Q: But wasn’t it horrible to reenact the gruesome whipping and beating scenes?

A: It was very hard to act it and very hard to watch it. Every time the N-word was used, there were long speeches given to everyone in the room saying we have to say it for the movie, but that we in no way condone it. The whipping scenes were just devastating to watch and even to be a part of. No one ever got hit--it is the magic of cinema--but the image is so horrifying. I don’t know if you noticed, but the extras were incredible, especially when I got whipped, this one woman literally shrieked.

Q: Being a mother, could you have given up your children like Kemble did?

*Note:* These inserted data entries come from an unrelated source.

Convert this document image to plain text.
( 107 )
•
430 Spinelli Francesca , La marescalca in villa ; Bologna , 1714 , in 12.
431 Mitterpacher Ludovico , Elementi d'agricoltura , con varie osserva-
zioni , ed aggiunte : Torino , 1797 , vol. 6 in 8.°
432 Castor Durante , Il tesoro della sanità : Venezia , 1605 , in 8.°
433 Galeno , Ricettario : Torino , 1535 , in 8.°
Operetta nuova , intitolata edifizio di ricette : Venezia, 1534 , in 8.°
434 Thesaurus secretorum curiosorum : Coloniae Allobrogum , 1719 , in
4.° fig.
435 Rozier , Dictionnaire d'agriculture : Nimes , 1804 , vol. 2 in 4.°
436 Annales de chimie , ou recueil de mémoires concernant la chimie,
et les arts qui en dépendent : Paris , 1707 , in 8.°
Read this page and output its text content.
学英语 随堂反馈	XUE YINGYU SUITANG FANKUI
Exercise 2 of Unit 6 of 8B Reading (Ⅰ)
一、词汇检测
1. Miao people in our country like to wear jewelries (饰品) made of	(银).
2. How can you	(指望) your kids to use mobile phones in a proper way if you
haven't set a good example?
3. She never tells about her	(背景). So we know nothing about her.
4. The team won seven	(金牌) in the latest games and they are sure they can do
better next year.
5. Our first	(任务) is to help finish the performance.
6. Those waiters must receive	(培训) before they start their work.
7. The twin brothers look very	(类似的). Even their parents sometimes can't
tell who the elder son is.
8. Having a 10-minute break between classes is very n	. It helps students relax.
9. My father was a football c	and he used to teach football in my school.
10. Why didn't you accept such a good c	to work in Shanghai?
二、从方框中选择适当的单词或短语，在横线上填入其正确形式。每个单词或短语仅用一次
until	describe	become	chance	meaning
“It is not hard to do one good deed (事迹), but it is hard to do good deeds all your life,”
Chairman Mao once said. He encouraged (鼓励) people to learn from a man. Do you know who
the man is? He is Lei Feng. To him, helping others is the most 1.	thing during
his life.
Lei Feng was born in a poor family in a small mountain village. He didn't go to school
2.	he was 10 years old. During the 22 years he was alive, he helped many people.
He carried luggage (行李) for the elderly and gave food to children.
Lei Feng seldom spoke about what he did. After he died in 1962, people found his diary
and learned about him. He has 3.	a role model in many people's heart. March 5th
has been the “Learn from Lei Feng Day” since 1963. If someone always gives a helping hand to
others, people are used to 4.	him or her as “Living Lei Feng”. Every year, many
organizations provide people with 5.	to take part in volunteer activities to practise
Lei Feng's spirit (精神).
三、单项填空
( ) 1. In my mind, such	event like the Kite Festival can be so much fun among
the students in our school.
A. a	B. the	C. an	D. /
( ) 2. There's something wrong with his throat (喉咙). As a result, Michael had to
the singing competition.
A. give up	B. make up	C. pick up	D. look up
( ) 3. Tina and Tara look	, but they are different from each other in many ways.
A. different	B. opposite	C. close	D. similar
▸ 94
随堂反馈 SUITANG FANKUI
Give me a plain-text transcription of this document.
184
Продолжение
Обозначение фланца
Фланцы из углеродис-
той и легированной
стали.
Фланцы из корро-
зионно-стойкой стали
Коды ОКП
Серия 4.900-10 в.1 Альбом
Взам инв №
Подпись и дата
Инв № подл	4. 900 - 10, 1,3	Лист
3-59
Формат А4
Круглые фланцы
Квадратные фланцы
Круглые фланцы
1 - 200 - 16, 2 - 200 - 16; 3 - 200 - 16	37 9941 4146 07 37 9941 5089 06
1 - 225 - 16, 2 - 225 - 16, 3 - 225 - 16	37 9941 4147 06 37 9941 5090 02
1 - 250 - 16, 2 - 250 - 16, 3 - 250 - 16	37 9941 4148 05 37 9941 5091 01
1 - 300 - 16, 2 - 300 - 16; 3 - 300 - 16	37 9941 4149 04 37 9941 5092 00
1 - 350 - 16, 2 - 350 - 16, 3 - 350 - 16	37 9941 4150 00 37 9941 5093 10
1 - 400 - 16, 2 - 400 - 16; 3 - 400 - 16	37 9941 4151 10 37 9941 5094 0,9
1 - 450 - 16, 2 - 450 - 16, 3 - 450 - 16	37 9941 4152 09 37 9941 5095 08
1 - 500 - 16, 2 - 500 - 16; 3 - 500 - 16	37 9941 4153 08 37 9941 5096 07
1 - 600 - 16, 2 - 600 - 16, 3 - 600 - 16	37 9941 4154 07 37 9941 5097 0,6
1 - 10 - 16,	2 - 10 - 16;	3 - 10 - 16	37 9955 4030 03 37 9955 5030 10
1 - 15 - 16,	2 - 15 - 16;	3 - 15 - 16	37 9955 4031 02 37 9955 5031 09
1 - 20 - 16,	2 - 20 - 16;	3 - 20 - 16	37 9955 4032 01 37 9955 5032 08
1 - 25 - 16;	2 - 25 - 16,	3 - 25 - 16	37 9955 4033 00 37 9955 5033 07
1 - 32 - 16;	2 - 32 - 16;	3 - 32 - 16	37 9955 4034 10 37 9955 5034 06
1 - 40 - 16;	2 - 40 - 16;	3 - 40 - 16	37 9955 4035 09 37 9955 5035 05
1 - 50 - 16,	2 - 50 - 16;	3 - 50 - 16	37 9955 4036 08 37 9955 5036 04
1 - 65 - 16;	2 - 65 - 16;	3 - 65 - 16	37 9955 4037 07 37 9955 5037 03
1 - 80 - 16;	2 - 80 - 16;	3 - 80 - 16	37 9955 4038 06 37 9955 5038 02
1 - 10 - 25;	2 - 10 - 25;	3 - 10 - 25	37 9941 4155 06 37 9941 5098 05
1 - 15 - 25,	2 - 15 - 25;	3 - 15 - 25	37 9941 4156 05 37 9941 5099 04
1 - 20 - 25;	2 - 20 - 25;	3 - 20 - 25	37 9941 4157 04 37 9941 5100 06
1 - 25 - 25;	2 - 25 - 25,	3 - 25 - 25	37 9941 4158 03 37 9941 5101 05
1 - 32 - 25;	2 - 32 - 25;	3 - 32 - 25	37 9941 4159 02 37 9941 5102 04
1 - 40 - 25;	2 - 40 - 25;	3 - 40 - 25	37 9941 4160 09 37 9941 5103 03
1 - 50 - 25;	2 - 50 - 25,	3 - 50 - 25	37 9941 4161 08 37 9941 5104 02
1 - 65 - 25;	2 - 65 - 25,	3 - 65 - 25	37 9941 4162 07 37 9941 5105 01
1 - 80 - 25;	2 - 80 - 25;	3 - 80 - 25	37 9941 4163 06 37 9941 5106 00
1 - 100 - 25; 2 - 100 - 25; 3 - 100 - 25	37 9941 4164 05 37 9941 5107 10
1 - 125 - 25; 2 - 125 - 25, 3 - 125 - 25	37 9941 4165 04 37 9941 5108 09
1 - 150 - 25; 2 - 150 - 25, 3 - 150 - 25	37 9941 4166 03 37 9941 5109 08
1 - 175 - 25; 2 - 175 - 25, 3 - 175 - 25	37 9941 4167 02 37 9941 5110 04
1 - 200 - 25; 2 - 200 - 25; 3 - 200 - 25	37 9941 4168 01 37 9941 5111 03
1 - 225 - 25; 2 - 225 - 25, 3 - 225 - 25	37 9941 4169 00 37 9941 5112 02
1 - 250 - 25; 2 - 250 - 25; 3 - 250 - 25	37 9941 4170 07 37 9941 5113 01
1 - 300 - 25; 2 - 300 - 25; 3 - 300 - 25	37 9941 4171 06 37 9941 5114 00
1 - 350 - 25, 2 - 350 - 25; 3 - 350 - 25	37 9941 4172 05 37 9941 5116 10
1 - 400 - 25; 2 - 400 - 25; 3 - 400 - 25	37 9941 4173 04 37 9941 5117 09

A: I can’t even imagine [giving up my children]. But her belief was, and I think mine would be too, if I had to make that kind of choice, that my children would ultimately see who I was and respect me for the choice that I have to make.

Q: Didn’t you recently receive an honor from the queen of England?

A: I was very thrilled that the queen gave me one of the highest honors in the country. I got the O.B.E.--Officer of the British Empire--for services of diplomacy around the world. It’s carrying yourself as a good British citizen. I am going to Buckingham Palace in July, but officially I already have the honor.

Q: Would you ever think of doing another TV series?

A: If the networks wanted me to, absolutely I would.

* “Enslavement: The True Story of Fanny Kemble” will be shown Sunday at 8 p.m. on Showtime. The network has rated it TV-14 (may be unsuitable for children younger than 14).